No backer of Colin Powell’s doctrine of overwhelming force will be sated by the handfuls of advisers the three European nations have said they will send to help the Libyan rebels. Meanwhile, Gaddafi continues his brutality in Misrata. “Reportedly one cluster bomb exploded just a few hundred metres from Misrata hospital, and other reports suggest at least two medical clinics have been hit by mortars or sniper fire,” UN High Commissioner for Human Rights Navi Pillay said in a statement. “There are also repeated reports of snipers deliberately targeting civilians in Misrata, as well as in other Libyan towns.” Hundreds have died in the past three weeks inside the city.

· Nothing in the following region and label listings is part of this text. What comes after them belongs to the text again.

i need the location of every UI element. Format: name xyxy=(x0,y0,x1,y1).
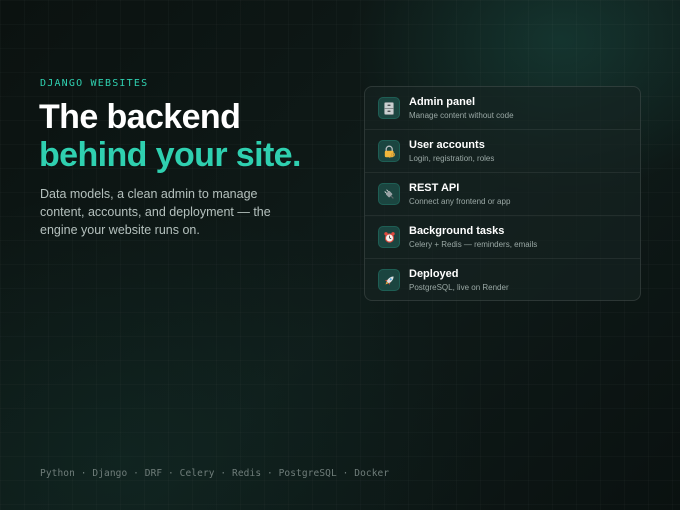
rocket-icon xyxy=(378,269,400,291)
feature-text: REST API Connect any frontend or app xyxy=(409,182,510,207)
feature-title: REST API xyxy=(409,182,460,194)
headline-line-2: behind your site. xyxy=(39,136,301,174)
feature-background-tasks: Background tasks Celery + Redis — remind… xyxy=(365,216,640,259)
feature-user-accounts: User accounts Login, registration, roles xyxy=(365,130,640,173)
feature-subtitle: Login, registration, roles xyxy=(409,154,495,163)
feature-text: User accounts Login, registration, roles xyxy=(409,139,494,164)
feature-deployed: Deployed PostgreSQL, live on Render xyxy=(365,259,640,300)
headline-line-1: The backend xyxy=(39,98,241,136)
lock-key-icon xyxy=(378,140,400,162)
feature-title: User accounts xyxy=(409,139,485,151)
feature-title: Admin panel xyxy=(409,96,476,108)
feature-text: Admin panel Manage content without code xyxy=(409,96,514,121)
feature-subtitle: Connect any frontend or app xyxy=(409,197,511,206)
headline: The backend behind your site. xyxy=(39,98,301,174)
feature-card: Admin panel Manage content without code … xyxy=(364,86,641,301)
eyebrow-label: DJANGO WEBSITES xyxy=(40,78,149,89)
feature-rest-api: REST API Connect any frontend or app xyxy=(365,173,640,216)
feature-title: Background tasks xyxy=(409,225,505,237)
feature-subtitle: PostgreSQL, live on Render xyxy=(409,283,509,292)
feature-subtitle: Manage content without code xyxy=(409,111,514,120)
tech-stack: Python · Django · DRF · Celery · Redis ·… xyxy=(40,468,390,479)
feature-text: Background tasks Celery + Redis — remind… xyxy=(409,225,537,250)
cabinet-icon xyxy=(378,97,400,119)
feature-subtitle: Celery + Redis — reminders, emails xyxy=(409,240,538,249)
plug-icon xyxy=(378,183,400,205)
feature-admin-panel: Admin panel Manage content without code xyxy=(365,87,640,130)
alarm-clock-icon xyxy=(378,226,400,248)
feature-text: Deployed PostgreSQL, live on Render xyxy=(409,268,509,293)
description: Data models, a clean admin to manage con… xyxy=(40,187,271,237)
feature-title: Deployed xyxy=(409,268,459,280)
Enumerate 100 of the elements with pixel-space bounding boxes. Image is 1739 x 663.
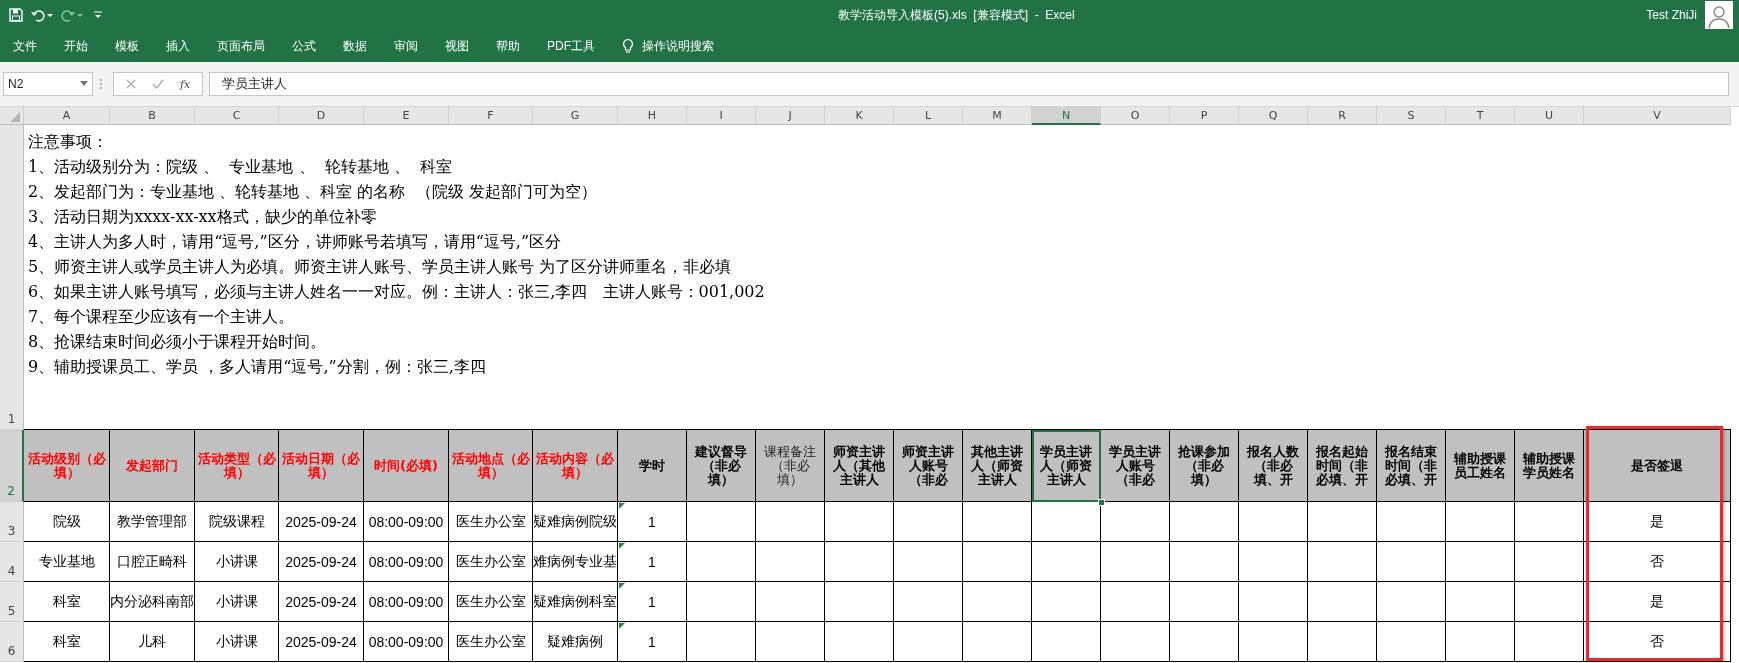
note-line: 6、如果主讲人账号填写，必须与主讲人姓名一一对应。例：主讲人：张三,李四 主讲人账号：001,002 <box>28 281 765 303</box>
ribbon-tab[interactable]: 视图 <box>445 33 469 59</box>
ribbon-tab[interactable]: 审阅 <box>394 33 418 59</box>
table-cell: 科室 <box>24 622 110 662</box>
ribbon-tab[interactable]: 数据 <box>343 33 367 59</box>
avatar-icon[interactable] <box>1705 1 1733 29</box>
empty-cell <box>825 542 894 582</box>
column-header[interactable]: G <box>533 107 618 125</box>
empty-cell <box>894 622 963 662</box>
formula-input[interactable]: 学员主讲人 <box>209 72 1729 96</box>
lightbulb-icon[interactable] <box>622 38 634 54</box>
column-header[interactable]: H <box>618 107 687 125</box>
empty-cell <box>1032 622 1101 662</box>
empty-cell <box>825 622 894 662</box>
column-header[interactable]: M <box>963 107 1032 125</box>
name-box[interactable]: N2 <box>3 72 93 96</box>
table-cell: 疑难病例科室 <box>533 582 618 622</box>
table-cell: 2025-09-24 <box>279 502 364 542</box>
empty-cell <box>756 542 825 582</box>
table-cell: 科室 <box>24 582 110 622</box>
empty-cell <box>1170 502 1239 542</box>
row-header[interactable]: 3 <box>0 502 24 542</box>
empty-cell <box>1239 502 1308 542</box>
note-line: 7、每个课程至少应该有一个主讲人。 <box>28 306 295 328</box>
column-header[interactable]: D <box>279 107 364 125</box>
ribbon-tab[interactable]: 模板 <box>115 33 139 59</box>
table-cell: 医生办公室 <box>449 622 533 662</box>
ribbon-tab[interactable]: 插入 <box>166 33 190 59</box>
ribbon-tab[interactable]: 帮助 <box>496 33 520 59</box>
column-heading: 师资主讲人（其他主讲人 <box>825 430 894 502</box>
user-name[interactable]: Test ZhiJi <box>1646 8 1697 22</box>
empty-cell <box>687 542 756 582</box>
column-heading: 活动日期（必填） <box>279 430 364 502</box>
column-heading: 抢课参加（非必填） <box>1170 430 1239 502</box>
column-header[interactable]: E <box>364 107 449 125</box>
column-header[interactable]: N <box>1032 107 1101 125</box>
note-line: 3、活动日期为xxxx-xx-xx格式，缺少的单位补零 <box>28 206 377 228</box>
row-header[interactable]: 1 <box>0 125 24 430</box>
undo-icon[interactable] <box>30 7 54 23</box>
column-heading: 报名结束时间（非必填、开 <box>1377 430 1446 502</box>
column-heading: 发起部门 <box>110 430 195 502</box>
column-header[interactable]: J <box>756 107 825 125</box>
window-title: 教学活动导入模板(5).xls [兼容模式] - Excel <box>838 7 1075 22</box>
table-cell: 院级 <box>24 502 110 542</box>
cell-reference: N2 <box>8 77 24 91</box>
empty-cell <box>687 622 756 662</box>
table-cell: 难病例专业基 <box>533 542 618 582</box>
column-heading: 活动类型（必填） <box>195 430 279 502</box>
empty-cell <box>1446 582 1515 622</box>
table-cell: 专业基地 <box>24 542 110 582</box>
column-header[interactable]: C <box>195 107 279 125</box>
column-header[interactable]: S <box>1377 107 1446 125</box>
ribbon-tab[interactable]: 页面布局 <box>217 33 265 59</box>
empty-cell <box>894 542 963 582</box>
column-header[interactable]: F <box>449 107 533 125</box>
row-header[interactable]: 6 <box>0 622 24 662</box>
column-header[interactable]: K <box>825 107 894 125</box>
ribbon-tab[interactable]: 文件 <box>13 33 37 59</box>
save-icon[interactable] <box>8 7 24 23</box>
column-header[interactable]: L <box>894 107 963 125</box>
column-heading: 报名人数（非必填、开 <box>1239 430 1308 502</box>
column-header[interactable]: B <box>110 107 195 125</box>
column-header[interactable]: Q <box>1239 107 1308 125</box>
note-line: 9、辅助授课员工、学员 ，多人请用“逗号,”分割，例：张三,李四 <box>28 356 486 378</box>
tell-me-search[interactable]: 操作说明搜索 <box>642 37 714 55</box>
empty-cell <box>1170 622 1239 662</box>
column-header[interactable]: O <box>1101 107 1170 125</box>
row-header[interactable]: 2 <box>0 430 24 502</box>
column-header[interactable]: P <box>1170 107 1239 125</box>
empty-cell <box>1170 542 1239 582</box>
empty-cell <box>1515 582 1584 622</box>
row-header[interactable]: 5 <box>0 582 24 622</box>
column-header[interactable]: U <box>1515 107 1584 125</box>
column-header[interactable]: V <box>1584 107 1731 125</box>
ribbon-tab[interactable]: 开始 <box>64 33 88 59</box>
column-heading[interactable]: 学员主讲人（师资主讲人 <box>1032 430 1101 502</box>
note-line: 注意事项： <box>28 131 108 153</box>
insert-function-button[interactable]: fx <box>180 77 191 91</box>
column-header[interactable]: R <box>1308 107 1377 125</box>
column-heading: 活动内容（必填） <box>533 430 618 502</box>
column-header[interactable]: T <box>1446 107 1515 125</box>
fill-handle[interactable] <box>1098 499 1105 506</box>
row-header[interactable]: 4 <box>0 542 24 582</box>
check-icon <box>152 79 164 89</box>
table-cell: 小讲课 <box>195 622 279 662</box>
empty-cell <box>756 582 825 622</box>
table-cell: 08:00-09:00 <box>364 542 449 582</box>
empty-cell <box>1239 622 1308 662</box>
column-heading: 学时 <box>618 430 687 502</box>
empty-cell <box>1308 582 1377 622</box>
ribbon-tab[interactable]: PDF工具 <box>547 33 595 59</box>
column-header[interactable]: A <box>24 107 110 125</box>
table-cell: 疑难病例院级 <box>533 502 618 542</box>
column-header[interactable]: I <box>687 107 756 125</box>
note-line: 4、主讲人为多人时，请用“逗号,”区分，讲师账号若填写，请用“逗号,”区分 <box>28 231 562 253</box>
ribbon-tab[interactable]: 公式 <box>292 33 316 59</box>
empty-cell <box>1308 542 1377 582</box>
dropdown-caret-icon[interactable] <box>80 81 88 87</box>
empty-cell <box>1170 582 1239 622</box>
empty-cell <box>1101 542 1170 582</box>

The problem here is in the execution. The U.S. is always enchanted with using a dimmer switch over the dining-room table — to use an inapt metaphor — when military force works best as a simply on-off switch. Once guns, missiles and bombs become part of the postal service — designed to send messages, rather than kill, destroy and get out — conflicts drag on, enemies are emboldened, and they actually get used to the pulled-punch pounding, once they discover they can survive despite it.

Libya says the British effort is doomed. “This is an impossible mission,” Khaled Kaim, Libya’s deputy foreign minister, told the AP. “To organize who? They [the rebels] are different groups. There is no leader. They are not well-organized, and I am sure it will be a failure.”

They are not well-organized, and I am sure it will be a failure.

At this point in time — especially to the innocents of Misrata — he could have been speaking of either side.